5. Kecupan Pria Asing
Daniel bersembunyi di balik pintu, mengawasi setiap gerak-gerik dua mahkluk berbeda jenis itu.
Di sisi lain pasangan yang tengah dimabuk gairah itu akhirnya tersadar. Selena sekuat tenaga mengumpulkan sisa-sisa akal sehatnya setelah apa yang baru saja ia alami.
“Kau mau pergi?” Entah kenapa ada rasa kecewa tersimpan dalam diri Justin saat perempuan itu menarik diri.
“A-aku … “ Suaranya bergetar, menahan gairah yang terpantek oleh ciuman panas itu. Kecupan pria asing yang sialnya berhasil merusak sistem syaraf di kepalanya dan menjungkir balikkan akal sehatnya.
Tidak seharusnya ia memiliki debar terlarang ini. Selena memaku sejenak memegangi dadanya yang berdegup kencang. Napasnya naik turun tak beraturan. Ia menatap lelaki yang memasang ekspresi bingung.
“Aku baru ingat kalau ada urusan yang harus aku selesaikan. Aku akan segera kembali.” Selena buru-buru pergi sebelum jantungnya meledak sendiri.
Dia berlari menuruni tangga rumah sakit. Bukannya memilih menaiki lift, ia sengaja turun secepat mungkin. Berharap rasa panas di dirinya ini segera lenyap.
Selena menarik napas dalam-dalam sesampainya di mobil. Merasa sedikit tenang, sebelum akhirnya sebuah ketukan di kaca mobilnya mengagetkan dirinya.
Pria dengan senyum bengis, ia menyebut lelaki bernama Daniel yang entah mengapa selalu mengirimkan sinyal tanda bahaya setiap kali mereka berdekatan.
Selena hanya bertemu dengannya sekali, saat Alana memperkenalkannya sebagai rekan kerjanya yang juga akan turut membantunya dalam misi penyamarannya kali ini.
Hanya saja, ada sesuatu yang disimpan lelaki ini. Suatu misteri yang amat berbahaya.

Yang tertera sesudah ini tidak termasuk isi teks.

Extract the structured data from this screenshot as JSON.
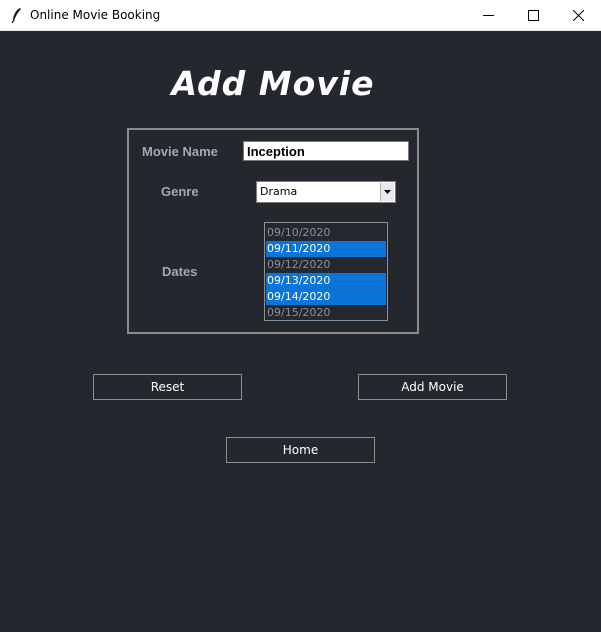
{
  "window": {
    "title": "Online Movie Booking",
    "app_icon": "feather-icon",
    "controls": [
      "minimize-icon",
      "maximize-icon",
      "close-icon"
    ]
  },
  "page": {
    "heading": "Add Movie"
  },
  "form": {
    "movie_name_label": "Movie Name",
    "movie_name_value": "Inception",
    "genre_label": "Genre",
    "genre_value": "Drama",
    "dates_label": "Dates",
    "dates": [
      {
        "date": "09/10/2020",
        "selected": false
      },
      {
        "date": "09/11/2020",
        "selected": true
      },
      {
        "date": "09/12/2020",
        "selected": false
      },
      {
        "date": "09/13/2020",
        "selected": true
      },
      {
        "date": "09/14/2020",
        "selected": true
      },
      {
        "date": "09/15/2020",
        "selected": false
      }
    ]
  },
  "buttons": {
    "reset_label": "Reset",
    "add_movie_label": "Add Movie",
    "home_label": "Home"
  },
  "colors": {
    "background": "#24272d",
    "selection": "#0a74d9",
    "label": "#a3a8b2"
  }
}
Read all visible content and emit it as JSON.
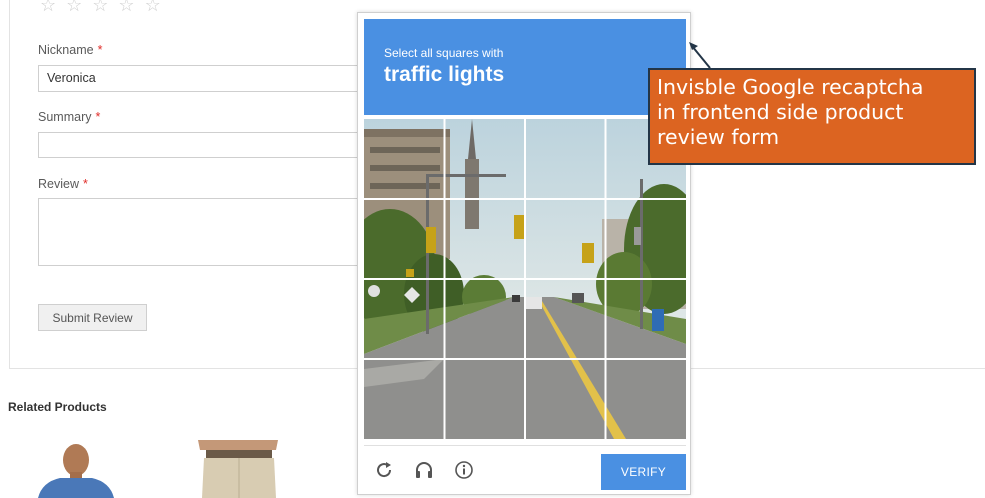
{
  "review_form": {
    "stars_count": 5,
    "nickname_label": "Nickname",
    "nickname_value": "Veronica",
    "summary_label": "Summary",
    "review_label": "Review",
    "required_marker": "*",
    "submit_label": "Submit Review"
  },
  "related": {
    "heading": "Related Products"
  },
  "captcha": {
    "instruction": "Select all squares with",
    "target": "traffic lights",
    "verify_label": "VERIFY",
    "footer_icons": [
      "reload-icon",
      "audio-headphones-icon",
      "info-icon"
    ]
  },
  "annotation": {
    "line1": "Invisble Google recaptcha",
    "line2": "in frontend side product",
    "line3": "review form"
  },
  "colors": {
    "captcha_blue": "#4a90e2",
    "annotation_orange": "#dc6421",
    "annotation_border": "#233547",
    "required_red": "#e02b27"
  }
}
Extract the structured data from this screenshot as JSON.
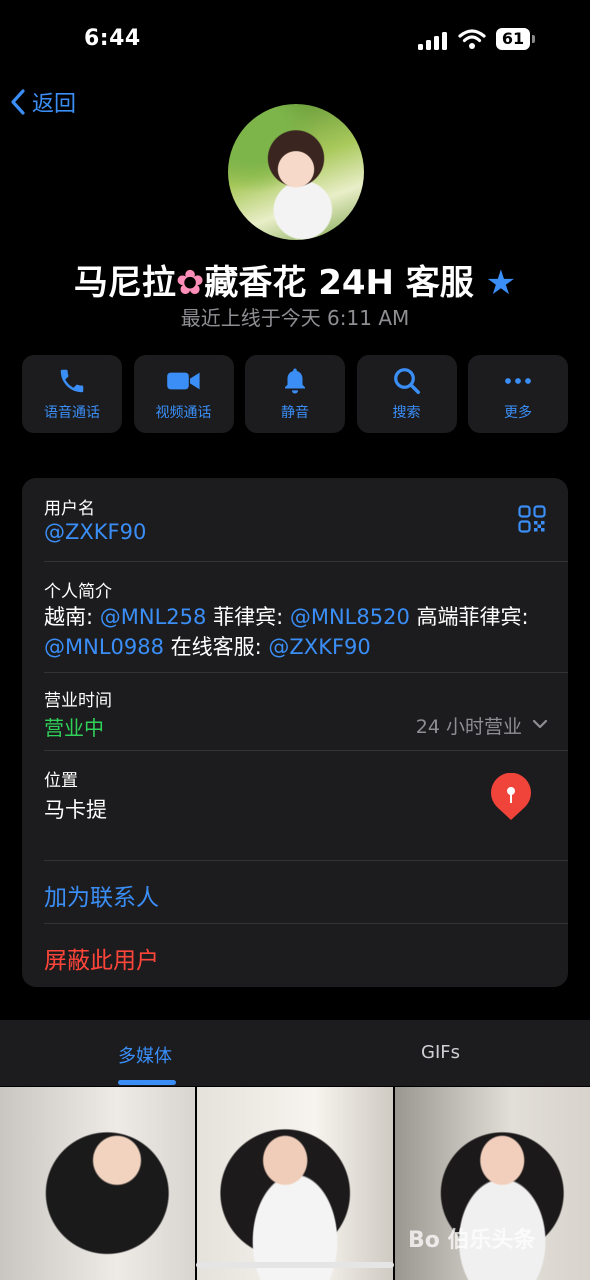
{
  "status_bar": {
    "time": "6:44",
    "battery": "61"
  },
  "nav": {
    "back_label": "返回"
  },
  "profile": {
    "name_a": "马尼拉",
    "name_b": "藏香花 24H 客服",
    "last_seen": "最近上线于今天 6:11 AM"
  },
  "actions": [
    {
      "label": "语音通话",
      "icon": "phone-icon"
    },
    {
      "label": "视频通话",
      "icon": "video-icon"
    },
    {
      "label": "静音",
      "icon": "bell-icon"
    },
    {
      "label": "搜索",
      "icon": "search-icon"
    },
    {
      "label": "更多",
      "icon": "more-icon"
    }
  ],
  "info": {
    "username_label": "用户名",
    "username_value": "@ZXKF90",
    "bio_label": "个人简介",
    "bio": {
      "p1": "越南: ",
      "m1": "@MNL258",
      "p2": " 菲律宾: ",
      "m2": "@MNL8520",
      "p3": " 高端菲律宾: ",
      "m3": "@MNL0988",
      "p4": " 在线客服: ",
      "m4": "@ZXKF90"
    },
    "hours_label": "营业时间",
    "hours_status": "营业中",
    "hours_detail": "24 小时营业",
    "location_label": "位置",
    "location_value": "马卡提",
    "add_contact": "加为联系人",
    "block_user": "屏蔽此用户"
  },
  "tabs": [
    "多媒体",
    "GIFs"
  ],
  "watermark": "Bo 伯乐头条",
  "colors": {
    "accent": "#3a8ef6",
    "danger": "#ff453a",
    "open": "#30d158",
    "pin": "#f0443a"
  }
}
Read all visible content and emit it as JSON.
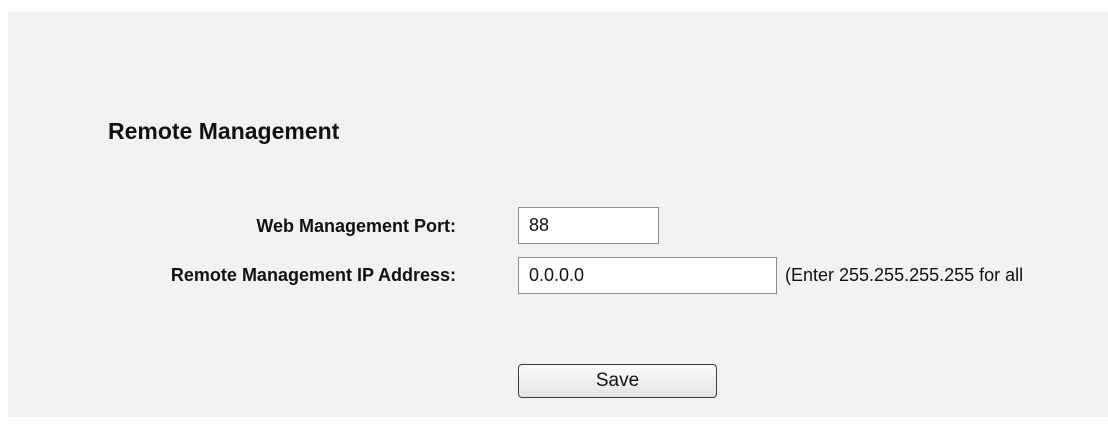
{
  "page": {
    "title": "Remote Management"
  },
  "form": {
    "port_label": "Web Management Port:",
    "port_value": "88",
    "ip_label": "Remote Management IP Address:",
    "ip_value": "0.0.0.0",
    "ip_hint": "(Enter 255.255.255.255 for all",
    "save_label": "Save"
  },
  "colors": {
    "panel_background": "#f2f2f2",
    "text": "#111111"
  }
}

Ia selalu memperingatkan dirinya agar berhati-hati pada lelaki berwajah tampan dengan tatapan dingin yang mampu membekukan gurun sahara sekali pun.

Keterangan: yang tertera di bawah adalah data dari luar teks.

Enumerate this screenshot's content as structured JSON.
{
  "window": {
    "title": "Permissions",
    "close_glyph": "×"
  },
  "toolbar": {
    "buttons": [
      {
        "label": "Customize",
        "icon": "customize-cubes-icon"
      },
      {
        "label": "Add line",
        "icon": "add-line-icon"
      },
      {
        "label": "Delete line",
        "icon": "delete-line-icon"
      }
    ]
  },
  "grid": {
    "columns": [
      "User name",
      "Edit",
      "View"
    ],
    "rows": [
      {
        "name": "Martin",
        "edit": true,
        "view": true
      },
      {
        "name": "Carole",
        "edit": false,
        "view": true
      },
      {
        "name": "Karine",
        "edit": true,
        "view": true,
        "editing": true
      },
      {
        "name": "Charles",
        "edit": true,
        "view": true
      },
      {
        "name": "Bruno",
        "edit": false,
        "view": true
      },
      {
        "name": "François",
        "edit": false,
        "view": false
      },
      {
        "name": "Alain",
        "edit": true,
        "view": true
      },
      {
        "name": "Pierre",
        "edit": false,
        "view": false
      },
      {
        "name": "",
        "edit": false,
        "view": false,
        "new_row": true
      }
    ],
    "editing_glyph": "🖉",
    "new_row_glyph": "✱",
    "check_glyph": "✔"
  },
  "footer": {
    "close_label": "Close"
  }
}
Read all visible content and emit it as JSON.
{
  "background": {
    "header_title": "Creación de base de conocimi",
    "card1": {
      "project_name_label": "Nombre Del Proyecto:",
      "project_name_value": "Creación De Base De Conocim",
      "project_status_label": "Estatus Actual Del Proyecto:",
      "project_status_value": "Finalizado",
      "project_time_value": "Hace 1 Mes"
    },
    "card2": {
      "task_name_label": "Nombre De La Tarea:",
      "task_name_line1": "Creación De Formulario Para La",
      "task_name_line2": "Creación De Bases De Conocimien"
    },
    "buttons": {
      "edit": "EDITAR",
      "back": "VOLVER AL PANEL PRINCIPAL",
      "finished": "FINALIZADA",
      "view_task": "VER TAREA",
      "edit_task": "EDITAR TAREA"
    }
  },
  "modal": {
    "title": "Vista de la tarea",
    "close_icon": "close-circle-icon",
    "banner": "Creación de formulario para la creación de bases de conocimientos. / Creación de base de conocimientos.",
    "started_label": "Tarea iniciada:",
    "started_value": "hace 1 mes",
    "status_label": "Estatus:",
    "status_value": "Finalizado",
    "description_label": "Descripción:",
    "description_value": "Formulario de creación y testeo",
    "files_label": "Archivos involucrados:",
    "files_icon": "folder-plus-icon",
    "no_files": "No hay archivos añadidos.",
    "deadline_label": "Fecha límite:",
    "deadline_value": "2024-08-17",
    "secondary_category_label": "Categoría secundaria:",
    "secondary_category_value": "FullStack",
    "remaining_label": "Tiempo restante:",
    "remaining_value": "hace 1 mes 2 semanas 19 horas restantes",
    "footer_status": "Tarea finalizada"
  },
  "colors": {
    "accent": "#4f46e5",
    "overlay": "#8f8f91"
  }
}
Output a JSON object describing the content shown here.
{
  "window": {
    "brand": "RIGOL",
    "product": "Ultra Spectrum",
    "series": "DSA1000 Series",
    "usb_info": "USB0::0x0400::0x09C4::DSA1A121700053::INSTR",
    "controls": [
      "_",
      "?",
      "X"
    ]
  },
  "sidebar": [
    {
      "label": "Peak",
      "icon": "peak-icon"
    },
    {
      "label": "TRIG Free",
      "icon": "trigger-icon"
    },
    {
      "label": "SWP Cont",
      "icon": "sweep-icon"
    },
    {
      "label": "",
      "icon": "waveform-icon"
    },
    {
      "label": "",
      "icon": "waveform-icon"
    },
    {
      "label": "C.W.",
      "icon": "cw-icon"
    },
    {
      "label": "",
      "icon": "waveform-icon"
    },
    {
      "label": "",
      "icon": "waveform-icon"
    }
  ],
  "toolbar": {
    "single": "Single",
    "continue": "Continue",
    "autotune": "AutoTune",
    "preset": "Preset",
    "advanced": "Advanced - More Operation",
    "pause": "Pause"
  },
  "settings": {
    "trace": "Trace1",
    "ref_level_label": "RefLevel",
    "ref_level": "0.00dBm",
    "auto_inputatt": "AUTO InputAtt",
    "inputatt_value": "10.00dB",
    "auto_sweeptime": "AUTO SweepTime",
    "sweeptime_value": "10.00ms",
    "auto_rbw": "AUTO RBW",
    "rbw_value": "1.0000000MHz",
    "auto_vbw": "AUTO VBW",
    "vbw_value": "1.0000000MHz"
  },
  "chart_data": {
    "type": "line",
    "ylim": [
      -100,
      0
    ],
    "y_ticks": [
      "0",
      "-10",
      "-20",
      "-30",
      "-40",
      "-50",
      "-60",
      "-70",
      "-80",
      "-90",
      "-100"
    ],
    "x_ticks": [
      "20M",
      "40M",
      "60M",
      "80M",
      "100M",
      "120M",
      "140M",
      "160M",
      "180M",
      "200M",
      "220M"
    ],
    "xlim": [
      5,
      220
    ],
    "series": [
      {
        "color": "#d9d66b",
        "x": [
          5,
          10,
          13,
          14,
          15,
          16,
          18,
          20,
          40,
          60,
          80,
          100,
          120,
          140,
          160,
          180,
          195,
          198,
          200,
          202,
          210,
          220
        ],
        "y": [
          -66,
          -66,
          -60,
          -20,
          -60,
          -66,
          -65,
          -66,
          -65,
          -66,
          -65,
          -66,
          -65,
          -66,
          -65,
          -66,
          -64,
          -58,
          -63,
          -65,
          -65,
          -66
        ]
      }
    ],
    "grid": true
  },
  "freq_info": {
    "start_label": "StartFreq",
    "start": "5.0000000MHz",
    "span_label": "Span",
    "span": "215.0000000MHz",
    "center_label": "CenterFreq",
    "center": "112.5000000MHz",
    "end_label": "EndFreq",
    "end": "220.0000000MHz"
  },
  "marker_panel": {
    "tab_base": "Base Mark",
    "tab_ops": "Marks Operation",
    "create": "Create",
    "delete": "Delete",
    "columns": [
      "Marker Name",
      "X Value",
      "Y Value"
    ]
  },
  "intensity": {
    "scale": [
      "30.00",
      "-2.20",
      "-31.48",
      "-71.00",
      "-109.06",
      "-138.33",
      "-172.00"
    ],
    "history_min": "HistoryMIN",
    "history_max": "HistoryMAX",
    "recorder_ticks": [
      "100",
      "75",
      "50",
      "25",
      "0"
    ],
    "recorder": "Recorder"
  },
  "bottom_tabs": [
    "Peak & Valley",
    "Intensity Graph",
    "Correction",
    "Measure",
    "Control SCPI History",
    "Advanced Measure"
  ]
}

“Sudah selesai bercumbunya?” goda lelaki itu sambil terkekeh.
Selena terkesiap mendengar lelaki itu menggodanya. Rasa malu menjalar hingga ke pipinya, menimbulkan rona kemerahan di wajah halus mulusnya itu.
“Hati-hati, Cantik. Kau tidak tahu apa yang sedang kau mainkan.”

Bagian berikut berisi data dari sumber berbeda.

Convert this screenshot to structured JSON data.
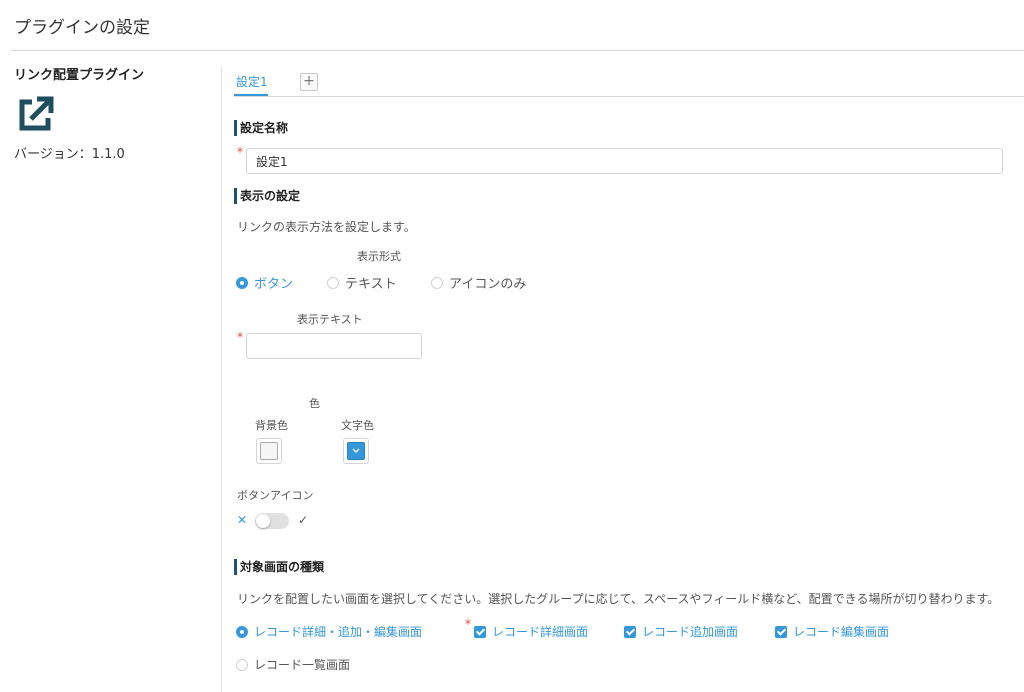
{
  "page": {
    "title": "プラグインの設定"
  },
  "plugin": {
    "name": "リンク配置プラグイン",
    "icon": "external-link-icon",
    "version": "バージョン：1.1.0"
  },
  "tabs": {
    "items": [
      {
        "label": "設定1",
        "active": true
      }
    ],
    "add_label": "+"
  },
  "settings_name": {
    "heading": "設定名称",
    "required_mark": "*",
    "value": "設定1"
  },
  "display": {
    "heading": "表示の設定",
    "description": "リンクの表示方法を設定します。",
    "format_label": "表示形式",
    "format_options": [
      {
        "label": "ボタン",
        "checked": true
      },
      {
        "label": "テキスト",
        "checked": false
      },
      {
        "label": "アイコンのみ",
        "checked": false
      }
    ],
    "text_label": "表示テキスト",
    "text_required_mark": "*",
    "text_value": "",
    "color_label": "色",
    "bg_color_label": "背景色",
    "text_color_label": "文字色",
    "button_icon_label": "ボタンアイコン",
    "toggle_off_glyph": "✕",
    "toggle_on_glyph": "✓",
    "button_icon_enabled": false
  },
  "target": {
    "heading": "対象画面の種類",
    "description": "リンクを配置したい画面を選択してください。選択したグループに応じて、スペースやフィールド横など、配置できる場所が切り替わります。",
    "group_options": [
      {
        "label": "レコード詳細・追加・編集画面",
        "checked": true
      },
      {
        "label": "レコード一覧画面",
        "checked": false
      }
    ],
    "required_mark": "*",
    "screen_checkboxes": [
      {
        "label": "レコード詳細画面",
        "checked": true
      },
      {
        "label": "レコード追加画面",
        "checked": true
      },
      {
        "label": "レコード編集画面",
        "checked": true
      }
    ]
  },
  "colors": {
    "accent": "#3498db",
    "heading_bar": "#1f4e79",
    "required": "#e74c3c"
  }
}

Daniel berkata sambil melebarkan senyumnya yang penuh misteri.
Perempuan ini tidak selugu yang ia pikir. Tapi reaksinya menunjukkan bahwa dia seorang amatir.
Daniel menopang tubuhnya di pintu mobil, matanya menatap tajam dengan ekspresi dingin penuh misteri. Tatapan lelaki itu mengirimkan sinyal berbahaya pada Selena yang sekujur tubuhnya seakan membeku.
Mata Daniel menyipit memandangi gadis lugu di hadapannya. Lalu tatapannya teralih pada bibir mungilnya yang dipoles lipstik merah muda. Ia menelan salivanya, menahan gairah yang tiba-tiba menyerangnya.
Tanpa peringatan lelaki itu mengecup bibir Selena dengan kasar. Selena mematung, pikirannya kosong tatkala lelaki berbahaya itu melumat bibirnya dengan lihai. Memaksanya membuka mulut hingga lidah mereka saling bertemu.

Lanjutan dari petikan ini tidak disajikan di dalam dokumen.